The bigger chunk of the autonomy funds have been spent to finance the costly bureaucracy and embezzled by the corrupt local political elite, he said. "The top-down autonomy system has made the two governors (of Papua and West Irian Jaya), provincial legislatures and the Papuan People's Council (MR) quite powerful and the distribution of the autonomy funds depend on them, making regents and mayors like beggars," he said. "Regents and mayors propose big budgets to finance their development programs but governors will not grant them because the bigger chunk of the fund is used to finance their corrupt administration." He called on the Supreme Audit Agency (BPK) to audit the government and legislatures at all levels to let the people know where the huge funds have been going to.
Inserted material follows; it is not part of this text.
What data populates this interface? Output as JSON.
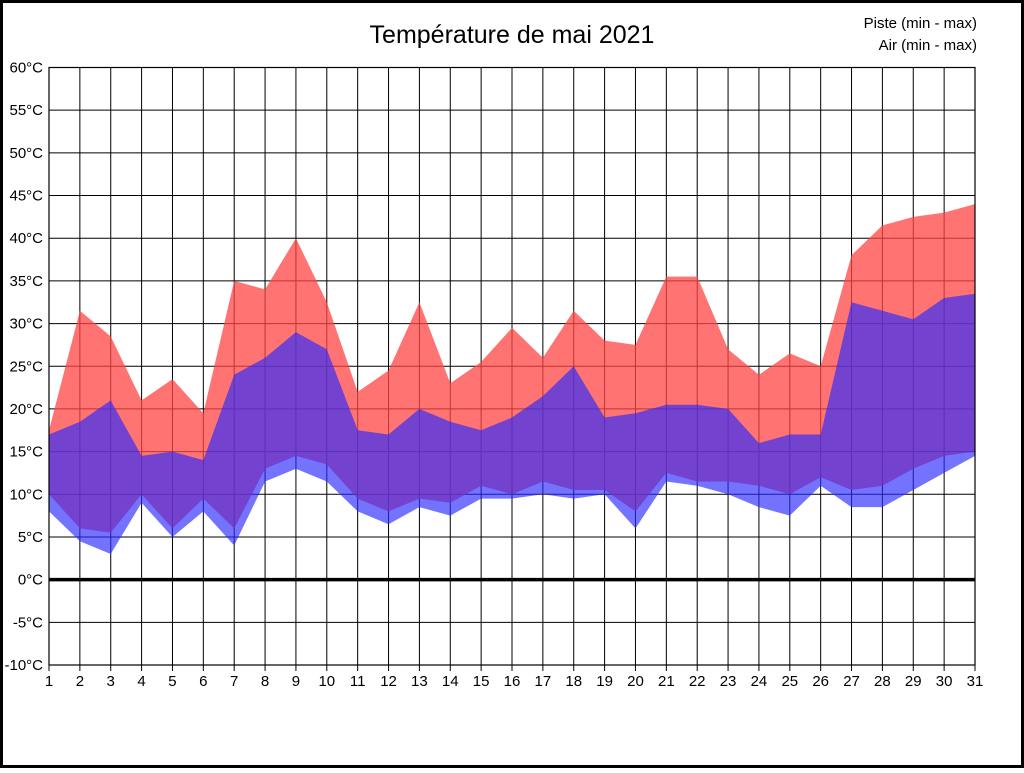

Director General of Regional Development Affairs at the Home Ministry, Syamsul Arief Rivai, acknowledged that the uneven distribution of population in the vast territory combined with the fact that the autonomy is focused on the provincial level have made the special autonomy ineffective. "The two provincial governments and regency and municipal administrations have different visions and programs in carrying out development programs," he said. Administration at all levels should have the same vision and programs to improve the province's human development index and they should identify common fundamental problems that have made the province lag behind other provinces. To improve public services, he said, the provincial governments should give priority to the development of road networks connecting urban centers and rural areas. "The development of roads, irrigation systems, school buildings and hospitals are vital in providing public services and improving the people's well-being," he said, adding that the development program should focus on the indigenous people living in remote areas.